Tuesday, July 28, 2015

God in the dish room

During the Summer, I work at the Walker Center, a Bed and Breakfast in Auburndale, MA.  For those planning a trip to Boston, their website is walkerctr.org.  I also reside on campus in one of the student housing buildings.  This arrangement suits me well as I don't have a commute; waking at 5:45 for a 6am shift gives me time to dress, brush my teeth, beat my hair into a presentable fashion (or put on a hat), and walk, roll, or stumble across the lawn.

The Walker Center puts breakfast on seven days a week from 7:30 to 9am.  This also suits me quite fine as I am able to have a hearty breakfast each day before jumping into the tasks which await me.  In addition to the B&B guests having breakfast, the Walker Center frequently serves as host for retreat groups.  These retreat groups often have meals of lunch and supper, and groups range in size from smaller, like the group of fifteen we have arriving in a few days, to larger, like the group of sixty we had over the weekend.  As one can probably imagine when sixty people eat a meal, there are plenty of dishes to be cleaned afterward; and with each meal comes the dirty dishes which were used in food preparation.  When three meals are served for sixty, it seems an endless cycles of dishes; one no sooner completes the washing of dishes from breakfast and the dishes from lunch begin arriving.  I often joke that it's Groundhog Day (to reference the great movie starring Bill Murray) or that there is a lapse in the space-time continuum.  This is all to say that I have spent the majority of my time the last week working in the dish room. More specifically, my time has been spent with these nifty tools, the sprayer and the sanitizer.
Spending time in the dish room has afforded me time to think.  

 Dishes are rinsed with the pressure-sprayer, scrubbed, and placed on blue racks and sent through the santizer.  The sanitizer whirs with chemicals, hot water, and pressure to make sure that the dishes are super clean.
You'll notice in this image that there is a small ring on the spray handle which latches onto a hook as a means of securing the sprayer.  When I first started in the dish room, I struggled to hit the hook with the ring each time I wanted to secure the sprayer.  The hook swivels slightly, the ring wobbles around, and things are covered in soap; all are components for a less than swift execution.  For a while I would merely let the sprayer dangle before me, but this soon became annoying.

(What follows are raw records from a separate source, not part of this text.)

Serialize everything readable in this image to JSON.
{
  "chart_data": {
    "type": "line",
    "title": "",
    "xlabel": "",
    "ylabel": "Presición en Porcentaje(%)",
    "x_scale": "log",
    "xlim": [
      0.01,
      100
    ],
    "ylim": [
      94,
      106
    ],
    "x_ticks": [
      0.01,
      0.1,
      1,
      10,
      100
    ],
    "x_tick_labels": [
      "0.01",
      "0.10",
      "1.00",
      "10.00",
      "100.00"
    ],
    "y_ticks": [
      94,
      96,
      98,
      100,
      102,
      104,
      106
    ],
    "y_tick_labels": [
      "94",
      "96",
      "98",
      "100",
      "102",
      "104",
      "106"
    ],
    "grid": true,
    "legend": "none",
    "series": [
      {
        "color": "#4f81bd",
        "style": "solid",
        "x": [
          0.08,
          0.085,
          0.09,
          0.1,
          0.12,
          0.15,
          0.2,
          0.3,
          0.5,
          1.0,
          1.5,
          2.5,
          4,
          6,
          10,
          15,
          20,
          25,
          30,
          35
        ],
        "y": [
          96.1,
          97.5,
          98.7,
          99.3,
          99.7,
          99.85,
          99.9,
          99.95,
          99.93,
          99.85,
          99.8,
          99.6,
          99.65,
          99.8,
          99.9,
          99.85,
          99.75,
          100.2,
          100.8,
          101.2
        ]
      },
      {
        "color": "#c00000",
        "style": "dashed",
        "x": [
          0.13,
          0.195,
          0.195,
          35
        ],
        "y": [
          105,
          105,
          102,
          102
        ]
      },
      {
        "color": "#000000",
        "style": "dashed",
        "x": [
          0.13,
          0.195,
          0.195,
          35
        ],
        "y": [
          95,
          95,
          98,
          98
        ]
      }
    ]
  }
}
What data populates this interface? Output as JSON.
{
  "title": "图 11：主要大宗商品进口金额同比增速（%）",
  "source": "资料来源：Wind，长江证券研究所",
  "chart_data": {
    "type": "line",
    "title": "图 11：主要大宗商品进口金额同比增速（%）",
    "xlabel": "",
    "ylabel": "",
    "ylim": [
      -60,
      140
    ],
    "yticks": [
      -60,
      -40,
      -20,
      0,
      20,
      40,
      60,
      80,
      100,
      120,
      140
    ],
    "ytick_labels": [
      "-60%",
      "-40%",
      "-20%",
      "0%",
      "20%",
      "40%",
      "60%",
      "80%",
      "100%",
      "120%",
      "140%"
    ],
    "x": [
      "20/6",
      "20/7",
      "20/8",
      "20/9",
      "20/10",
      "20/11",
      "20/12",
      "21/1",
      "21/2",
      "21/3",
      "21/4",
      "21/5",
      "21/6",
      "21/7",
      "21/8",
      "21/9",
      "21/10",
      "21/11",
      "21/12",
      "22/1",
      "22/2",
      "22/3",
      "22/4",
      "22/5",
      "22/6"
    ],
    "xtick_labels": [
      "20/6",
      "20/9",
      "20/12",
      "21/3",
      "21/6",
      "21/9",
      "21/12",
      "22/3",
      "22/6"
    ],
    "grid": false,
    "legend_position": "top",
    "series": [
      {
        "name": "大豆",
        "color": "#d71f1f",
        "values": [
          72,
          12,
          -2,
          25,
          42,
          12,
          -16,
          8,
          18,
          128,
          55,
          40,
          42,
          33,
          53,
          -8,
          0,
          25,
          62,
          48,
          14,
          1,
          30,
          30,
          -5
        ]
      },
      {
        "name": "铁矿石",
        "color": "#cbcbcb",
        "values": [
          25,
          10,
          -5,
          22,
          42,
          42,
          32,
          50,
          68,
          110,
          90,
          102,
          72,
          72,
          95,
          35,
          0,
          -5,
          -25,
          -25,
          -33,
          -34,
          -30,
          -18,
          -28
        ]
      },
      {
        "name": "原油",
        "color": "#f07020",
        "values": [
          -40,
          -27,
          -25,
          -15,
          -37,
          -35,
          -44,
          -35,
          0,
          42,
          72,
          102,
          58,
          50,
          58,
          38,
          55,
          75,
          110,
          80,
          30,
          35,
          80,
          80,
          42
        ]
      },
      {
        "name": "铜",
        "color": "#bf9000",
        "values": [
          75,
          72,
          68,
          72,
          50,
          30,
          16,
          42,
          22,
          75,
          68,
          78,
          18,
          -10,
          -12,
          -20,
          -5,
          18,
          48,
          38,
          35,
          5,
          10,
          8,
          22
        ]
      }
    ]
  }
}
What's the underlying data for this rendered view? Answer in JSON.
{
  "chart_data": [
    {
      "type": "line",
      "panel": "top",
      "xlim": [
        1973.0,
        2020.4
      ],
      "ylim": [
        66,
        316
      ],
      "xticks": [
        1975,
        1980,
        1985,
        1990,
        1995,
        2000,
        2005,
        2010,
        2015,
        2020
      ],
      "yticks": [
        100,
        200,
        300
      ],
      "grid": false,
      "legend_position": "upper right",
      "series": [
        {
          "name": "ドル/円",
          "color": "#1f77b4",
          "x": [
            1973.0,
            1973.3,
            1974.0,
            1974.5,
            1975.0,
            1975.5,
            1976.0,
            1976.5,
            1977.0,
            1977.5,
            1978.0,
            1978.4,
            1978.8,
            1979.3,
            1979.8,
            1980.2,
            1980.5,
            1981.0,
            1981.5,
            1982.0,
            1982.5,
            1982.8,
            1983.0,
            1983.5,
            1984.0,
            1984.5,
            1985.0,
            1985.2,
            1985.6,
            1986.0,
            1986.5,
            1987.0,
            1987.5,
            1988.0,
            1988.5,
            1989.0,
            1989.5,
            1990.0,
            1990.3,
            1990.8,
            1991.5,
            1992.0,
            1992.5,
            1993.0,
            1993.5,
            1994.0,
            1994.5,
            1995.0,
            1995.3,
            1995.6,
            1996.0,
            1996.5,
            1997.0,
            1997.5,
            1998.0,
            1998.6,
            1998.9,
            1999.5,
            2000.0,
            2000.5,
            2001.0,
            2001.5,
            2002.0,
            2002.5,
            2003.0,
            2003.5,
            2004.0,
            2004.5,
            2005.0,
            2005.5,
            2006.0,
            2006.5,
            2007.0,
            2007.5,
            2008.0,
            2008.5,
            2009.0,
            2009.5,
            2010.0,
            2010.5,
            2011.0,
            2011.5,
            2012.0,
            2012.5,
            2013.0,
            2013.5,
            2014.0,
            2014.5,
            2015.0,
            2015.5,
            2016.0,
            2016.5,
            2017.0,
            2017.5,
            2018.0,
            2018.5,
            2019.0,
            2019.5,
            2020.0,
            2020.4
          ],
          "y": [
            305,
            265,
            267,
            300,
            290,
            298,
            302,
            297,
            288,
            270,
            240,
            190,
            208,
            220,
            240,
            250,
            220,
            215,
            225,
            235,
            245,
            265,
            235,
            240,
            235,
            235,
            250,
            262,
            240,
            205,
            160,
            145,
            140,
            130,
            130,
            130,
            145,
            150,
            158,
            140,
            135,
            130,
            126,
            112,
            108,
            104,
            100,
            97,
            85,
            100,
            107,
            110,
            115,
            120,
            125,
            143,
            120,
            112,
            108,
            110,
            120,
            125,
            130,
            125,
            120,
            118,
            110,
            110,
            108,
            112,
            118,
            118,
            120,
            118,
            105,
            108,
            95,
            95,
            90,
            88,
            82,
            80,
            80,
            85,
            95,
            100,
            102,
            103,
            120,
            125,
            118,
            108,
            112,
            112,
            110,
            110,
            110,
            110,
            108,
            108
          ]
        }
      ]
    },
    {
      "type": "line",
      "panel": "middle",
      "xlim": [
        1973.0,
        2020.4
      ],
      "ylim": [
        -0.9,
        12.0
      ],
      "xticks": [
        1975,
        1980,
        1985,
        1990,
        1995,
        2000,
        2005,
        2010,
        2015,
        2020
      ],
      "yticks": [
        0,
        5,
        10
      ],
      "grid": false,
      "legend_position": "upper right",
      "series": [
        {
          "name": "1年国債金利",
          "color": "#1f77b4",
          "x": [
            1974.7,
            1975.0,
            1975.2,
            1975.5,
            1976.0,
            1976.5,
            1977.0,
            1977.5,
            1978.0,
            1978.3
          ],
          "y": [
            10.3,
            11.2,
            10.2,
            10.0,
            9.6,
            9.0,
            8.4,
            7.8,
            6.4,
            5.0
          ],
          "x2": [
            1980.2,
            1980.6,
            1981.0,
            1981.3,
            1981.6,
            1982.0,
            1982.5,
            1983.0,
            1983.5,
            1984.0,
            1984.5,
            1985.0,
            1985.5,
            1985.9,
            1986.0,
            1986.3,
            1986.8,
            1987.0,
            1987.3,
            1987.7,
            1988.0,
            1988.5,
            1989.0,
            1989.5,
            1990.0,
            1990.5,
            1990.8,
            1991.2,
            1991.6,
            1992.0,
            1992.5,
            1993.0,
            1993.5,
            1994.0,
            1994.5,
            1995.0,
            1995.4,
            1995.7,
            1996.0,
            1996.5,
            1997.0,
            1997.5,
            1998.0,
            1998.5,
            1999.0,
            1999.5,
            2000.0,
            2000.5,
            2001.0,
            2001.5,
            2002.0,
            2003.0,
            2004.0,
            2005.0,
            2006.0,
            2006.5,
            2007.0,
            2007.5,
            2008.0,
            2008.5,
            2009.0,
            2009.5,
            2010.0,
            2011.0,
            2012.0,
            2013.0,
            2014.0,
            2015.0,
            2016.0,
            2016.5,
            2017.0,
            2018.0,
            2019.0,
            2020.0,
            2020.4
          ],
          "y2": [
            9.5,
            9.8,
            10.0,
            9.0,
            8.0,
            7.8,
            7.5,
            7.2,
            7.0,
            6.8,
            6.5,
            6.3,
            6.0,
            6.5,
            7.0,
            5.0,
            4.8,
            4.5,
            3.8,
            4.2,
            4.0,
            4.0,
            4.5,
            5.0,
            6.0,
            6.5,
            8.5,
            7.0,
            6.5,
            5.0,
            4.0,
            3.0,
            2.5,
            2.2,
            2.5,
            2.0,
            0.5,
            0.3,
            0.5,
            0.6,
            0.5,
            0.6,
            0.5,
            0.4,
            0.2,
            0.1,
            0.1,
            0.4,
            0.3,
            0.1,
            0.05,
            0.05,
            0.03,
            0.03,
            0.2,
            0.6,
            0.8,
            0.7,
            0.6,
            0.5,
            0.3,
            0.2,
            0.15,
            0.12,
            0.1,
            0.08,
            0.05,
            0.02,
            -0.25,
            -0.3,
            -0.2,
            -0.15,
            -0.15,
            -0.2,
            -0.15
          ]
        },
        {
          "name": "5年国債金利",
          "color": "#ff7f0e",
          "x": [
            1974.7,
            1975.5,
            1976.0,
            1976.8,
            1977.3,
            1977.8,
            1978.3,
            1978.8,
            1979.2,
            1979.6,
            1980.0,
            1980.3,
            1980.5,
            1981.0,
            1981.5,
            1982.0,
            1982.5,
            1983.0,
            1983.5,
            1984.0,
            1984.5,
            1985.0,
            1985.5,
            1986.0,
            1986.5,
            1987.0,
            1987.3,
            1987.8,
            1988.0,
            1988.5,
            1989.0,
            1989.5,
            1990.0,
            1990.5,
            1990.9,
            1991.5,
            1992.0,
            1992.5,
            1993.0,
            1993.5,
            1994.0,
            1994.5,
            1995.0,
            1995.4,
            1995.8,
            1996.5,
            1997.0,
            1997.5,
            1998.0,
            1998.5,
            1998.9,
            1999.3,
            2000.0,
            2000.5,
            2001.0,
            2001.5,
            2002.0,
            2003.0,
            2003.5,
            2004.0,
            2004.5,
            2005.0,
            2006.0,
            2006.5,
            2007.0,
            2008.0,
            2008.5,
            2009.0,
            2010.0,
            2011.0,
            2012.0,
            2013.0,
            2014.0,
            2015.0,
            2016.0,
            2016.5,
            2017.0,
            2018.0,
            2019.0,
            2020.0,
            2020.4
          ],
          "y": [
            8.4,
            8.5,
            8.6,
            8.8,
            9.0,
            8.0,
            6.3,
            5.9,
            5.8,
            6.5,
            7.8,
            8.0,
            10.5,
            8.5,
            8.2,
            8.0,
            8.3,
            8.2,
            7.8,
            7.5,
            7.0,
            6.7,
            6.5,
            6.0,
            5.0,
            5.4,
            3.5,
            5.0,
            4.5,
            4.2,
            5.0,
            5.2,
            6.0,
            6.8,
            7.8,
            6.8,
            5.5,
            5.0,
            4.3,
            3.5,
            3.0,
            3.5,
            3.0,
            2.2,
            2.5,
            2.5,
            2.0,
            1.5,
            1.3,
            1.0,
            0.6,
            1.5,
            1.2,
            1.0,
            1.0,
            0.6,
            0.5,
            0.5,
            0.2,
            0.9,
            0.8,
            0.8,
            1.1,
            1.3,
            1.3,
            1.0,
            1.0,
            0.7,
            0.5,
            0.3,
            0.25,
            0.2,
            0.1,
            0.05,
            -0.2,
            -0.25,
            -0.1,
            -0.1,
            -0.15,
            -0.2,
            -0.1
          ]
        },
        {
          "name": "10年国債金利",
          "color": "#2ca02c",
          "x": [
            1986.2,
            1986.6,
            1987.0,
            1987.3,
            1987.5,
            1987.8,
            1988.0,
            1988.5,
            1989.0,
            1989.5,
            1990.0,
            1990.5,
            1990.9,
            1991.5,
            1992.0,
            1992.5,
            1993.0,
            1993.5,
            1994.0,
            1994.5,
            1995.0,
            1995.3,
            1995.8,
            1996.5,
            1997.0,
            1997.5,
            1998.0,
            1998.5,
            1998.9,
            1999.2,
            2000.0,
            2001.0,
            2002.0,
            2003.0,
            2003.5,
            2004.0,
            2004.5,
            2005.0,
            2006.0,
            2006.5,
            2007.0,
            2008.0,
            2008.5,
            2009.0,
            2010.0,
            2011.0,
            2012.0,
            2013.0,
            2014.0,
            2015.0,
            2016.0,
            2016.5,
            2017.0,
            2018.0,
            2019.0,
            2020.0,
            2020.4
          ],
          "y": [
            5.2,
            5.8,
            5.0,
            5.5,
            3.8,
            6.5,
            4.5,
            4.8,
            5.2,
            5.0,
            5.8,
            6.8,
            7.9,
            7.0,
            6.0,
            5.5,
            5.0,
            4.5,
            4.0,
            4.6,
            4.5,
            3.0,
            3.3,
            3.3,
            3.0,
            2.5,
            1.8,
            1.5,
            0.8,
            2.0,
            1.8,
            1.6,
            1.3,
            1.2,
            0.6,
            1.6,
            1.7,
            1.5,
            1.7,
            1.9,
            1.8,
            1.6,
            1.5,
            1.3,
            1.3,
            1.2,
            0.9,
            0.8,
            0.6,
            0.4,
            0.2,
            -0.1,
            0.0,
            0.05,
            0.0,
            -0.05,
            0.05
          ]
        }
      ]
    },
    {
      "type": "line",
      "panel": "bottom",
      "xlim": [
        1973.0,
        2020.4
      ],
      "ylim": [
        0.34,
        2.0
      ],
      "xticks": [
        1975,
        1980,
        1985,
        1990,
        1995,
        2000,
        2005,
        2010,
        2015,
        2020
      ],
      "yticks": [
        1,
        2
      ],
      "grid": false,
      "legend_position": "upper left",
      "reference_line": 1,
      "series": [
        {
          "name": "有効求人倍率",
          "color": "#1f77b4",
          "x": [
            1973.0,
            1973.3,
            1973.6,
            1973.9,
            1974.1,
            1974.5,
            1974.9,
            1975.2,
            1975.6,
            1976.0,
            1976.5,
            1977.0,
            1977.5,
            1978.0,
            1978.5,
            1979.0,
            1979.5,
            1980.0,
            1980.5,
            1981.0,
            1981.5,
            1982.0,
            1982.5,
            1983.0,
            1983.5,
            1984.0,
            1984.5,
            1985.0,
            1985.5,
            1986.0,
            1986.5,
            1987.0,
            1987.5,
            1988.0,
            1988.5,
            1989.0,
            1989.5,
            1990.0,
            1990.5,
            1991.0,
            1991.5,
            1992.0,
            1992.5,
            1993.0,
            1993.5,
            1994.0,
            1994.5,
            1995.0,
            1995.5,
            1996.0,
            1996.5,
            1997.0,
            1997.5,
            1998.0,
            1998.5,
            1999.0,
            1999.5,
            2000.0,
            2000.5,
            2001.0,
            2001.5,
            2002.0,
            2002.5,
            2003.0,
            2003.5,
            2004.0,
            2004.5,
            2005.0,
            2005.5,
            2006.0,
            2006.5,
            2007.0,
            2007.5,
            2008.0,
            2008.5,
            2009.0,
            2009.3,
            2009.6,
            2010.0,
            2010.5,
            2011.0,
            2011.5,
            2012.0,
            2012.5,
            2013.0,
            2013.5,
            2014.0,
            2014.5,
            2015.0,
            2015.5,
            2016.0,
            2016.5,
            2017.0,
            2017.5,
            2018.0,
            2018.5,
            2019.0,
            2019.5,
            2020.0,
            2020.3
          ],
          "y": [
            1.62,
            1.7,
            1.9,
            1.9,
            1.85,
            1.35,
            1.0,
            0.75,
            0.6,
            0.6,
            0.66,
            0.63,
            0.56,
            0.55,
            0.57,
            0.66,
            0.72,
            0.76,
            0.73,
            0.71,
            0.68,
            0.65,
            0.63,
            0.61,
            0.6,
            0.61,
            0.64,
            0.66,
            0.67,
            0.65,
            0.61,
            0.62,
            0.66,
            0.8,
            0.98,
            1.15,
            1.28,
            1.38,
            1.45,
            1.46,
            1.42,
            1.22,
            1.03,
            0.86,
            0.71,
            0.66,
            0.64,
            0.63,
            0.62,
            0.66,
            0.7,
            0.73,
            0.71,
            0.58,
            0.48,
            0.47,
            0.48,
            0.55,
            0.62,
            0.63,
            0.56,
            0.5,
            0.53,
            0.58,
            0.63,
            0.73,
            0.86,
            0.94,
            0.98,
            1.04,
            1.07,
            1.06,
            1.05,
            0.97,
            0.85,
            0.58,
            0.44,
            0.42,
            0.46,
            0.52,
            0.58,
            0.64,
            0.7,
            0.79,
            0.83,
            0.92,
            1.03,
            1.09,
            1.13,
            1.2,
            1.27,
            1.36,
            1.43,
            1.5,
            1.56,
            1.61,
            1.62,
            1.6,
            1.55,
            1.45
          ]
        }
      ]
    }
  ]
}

 I've now been a regular in the dish room for over a month.  And I noticed yesterday, amid the soap and water and chunks of food, that I was successfully securing that ring on that hook nine out of ten times that I made the attempt.  My experience in the dish room is not unlike that of a newborn calf, wobbly on its feet at first, but soon walking and running around.  I now know how to wash the dishes correctly from start to finish, I now know where the many and varied types of items belong. 

I believe that my experiences with the sprayer are similar to my experiences with God. 
At times in my life when I have been troubled or have had significant decisions to make, my college chaplain and now adopted mother would say, "Where do you hear God?  Where is God in all this?"  In the earliest parts of my developing faith, I didn't know what the heck she was talking about, or how I should answer.  I found myself thinking, "Vic, God can't talk!  I can't listen to what isn't there!"  Her questions perplexed me. 

Now, some years later, I have a slightly different understanding.  I've come to understand more about the movement of the Spirit, I've come to understand some of the varied ways in which God beckons us and calls us to a particular place and time, I've come to recognize that listening is the key. Still, I don't always know 100 percent that I'm making the "right" decision, sometimes our paths aren't quite that definitively clear.  Sometimes I still struggle with the aspect of hearing God, of discerning God's voice from the chaos of the world and the influences of others in the discerning process.

I have come to a place now, in my life, where I ask myself the questions originally posed to me by Vicki those years ago.  I ask them of myself when I am struggling with sermon writing and need a focused direction.  I ask them of myself when I can't sleep at night and something may be on my mind.  I ask them when faced with significant decisions.  Sometimes all I can muster as a response to the questions is, "I don't know where God is calling me, but I know God is with me, no matter what I decide to do."  I have become not only more familiar and comfortable with the questions, I have become more comfortable with the process of listening, reflecting, and following.  Admittedly, I still have an innate desire to forge ahead and make decisions at a rapid-fire pace, but I am working to curb that in favor of a more Spirit-filled decision-making process. 

After my first days in the dish room, I could have surrendered in frustration at the skills I seemingly lacked.  Instead, I continued to spray, scrub, and sanitize.  I dropped plates, knocked pitchers over, and nearly lost a spoon to the garbage disposal.  Instead of claiming defeat, I stuck it out and did my best, and I did improve.  And that's how I recognized God in the dish room.